Conheça a história da Família Dolla, pioneiros da agricultura no Brasil

No coração do município de Cascavel, no Paraná, encontra-se uma mulher de propriedade rural que testemunhou gerações de trabalho árduo, resiliência e prosperidade. A história narrada por Ida Maria Dolla de sua família é um exemplo de como o produtor rural, mesmo enfrentando desafios e adversidades, pode construir uma vida digna e contribuir para o desenvolvimento de todo o agronegócio no Brasil. Através de dados históricos e entrevistas exclusivas, embarcamos em uma jornada pela memória, explorando as experiências e lembranças que moldaram a trajetória dessa família.

Um Novo Começo em Terras Brasileiras

Tudo começou há quase dois séculos atrás, quando Franz Dolla, um lavrador de apenas 33 anos, tataravô de Ida, deixou sua terra natal, Monschau, na Prússia Ocidental, e chegou ao Brasil em busca de novas oportunidades. De acordo com registros da Prefeitura de Joinville, em Santa Catarina, Franz veio acompanhado de sua esposa Marianne (34 anos) e seus filhos Francisco (9), Marianne (7), Francisca (5), desembarcou na Colônia com destino a Dona Francisca, em Santa Catarina, após uma longa jornada no navio GUTTENBERG. O ano era 1873, e a família Dolla estava pronta para começar uma nova vida.

Conforme Ida recorda com carinho, Franz foi um dos 70 imigrantes pioneiros de São Bento do Sul. “Cada tripulante recebia somente um litro de água potável por dia no navio e isso resultou em um surto de piolho e desidratação. Imagina o sofrimento e saúde pelo qual os imigrantes passaram para poder chegar até aqui”, comenta Ida.
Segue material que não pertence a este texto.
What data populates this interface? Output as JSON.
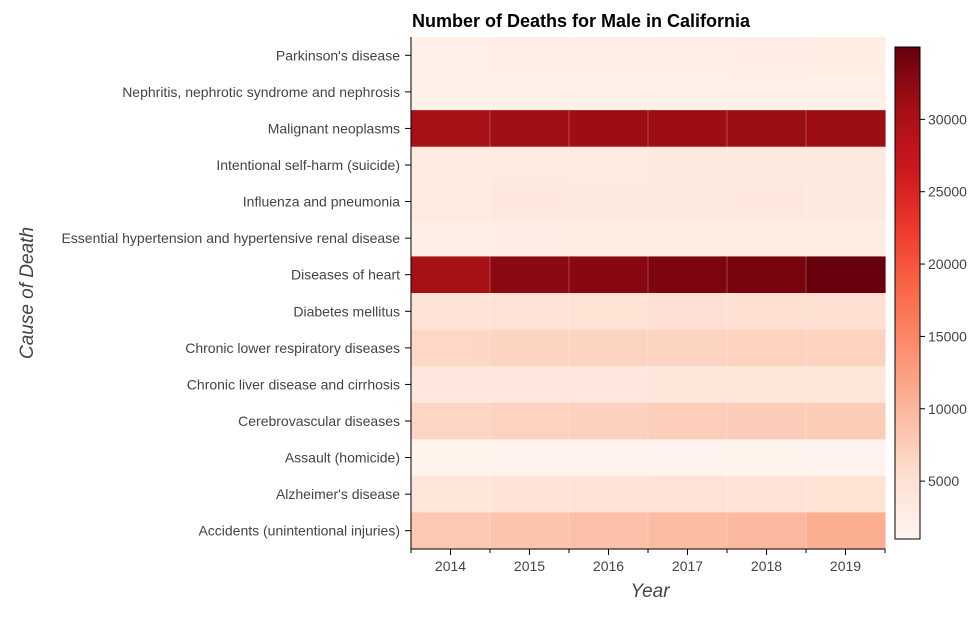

Da Prússia, veio também o lavrador João Behlke da cidade de Weingarten. Devido a divergências de documentos históricos, não se sabe ao certo se João veio acompanhado de sua esposa Victoria Wollschlaeger ou se ela faleceu na Prússia antes mesmo dele embarcar no Brasil. Segundo a certidão de nascimento do neto do casal, Victoria nunca teria desembarcado ao Brasil, contudo, de acordo com a pesquisa  “POVOAMENTO DO ALTO VALE DO RIO NEGRO”, feita por Paulo Henrique Jürgensen, Victoria teria chegado ao país junto a João no navio Montevideo, cujo capitão era o Strohsahl, no dia 17 de abril de 1888 em São Francisco.

João veio acompanhado de sua filha Susana, que casou-se aos 21 anos com Francisco Dolla no dia 25 de junho de 1888. Da união deste casal, nasceu Antônio Dolla, que durante sua juventude, conheceu Zofia Wozniak Jablonsque em um Mosteiro em Alto Paraguaçu, Itaiópolis. A mãe de Zofia, Marianna Wozniak, trabalhava no local como cozinheira dos padres, pelo quais Zofia foi criada até seus 13 anos.

O casal morou em Itaiópolis, fixando residência na comunidade da época chamada Butiá. Juntos, tiveram 10 filhos, sendo 07 homens e três mulheres.

(Da esquerda para a direita de pé, Jovino Dolla, Emílio Dolla, Alvino Dolla, Regina Dolla Carvati, Ludovico Dolla (pai de Ida Maria), Lídia Dolla Hotz, Matilde Dolla Grossel, 

Luiz Dolla e Paulo Dolla. Sentados na foto, estão Antonio e Zofia. Vitor Dolla, primeiro filho do casal, não está presente na foto).

Considerando os difíceis relevos da região e a condição da família, em 1944, Antonio e Zofia decidiram desbravar uma nova vida no interior do Paraná. 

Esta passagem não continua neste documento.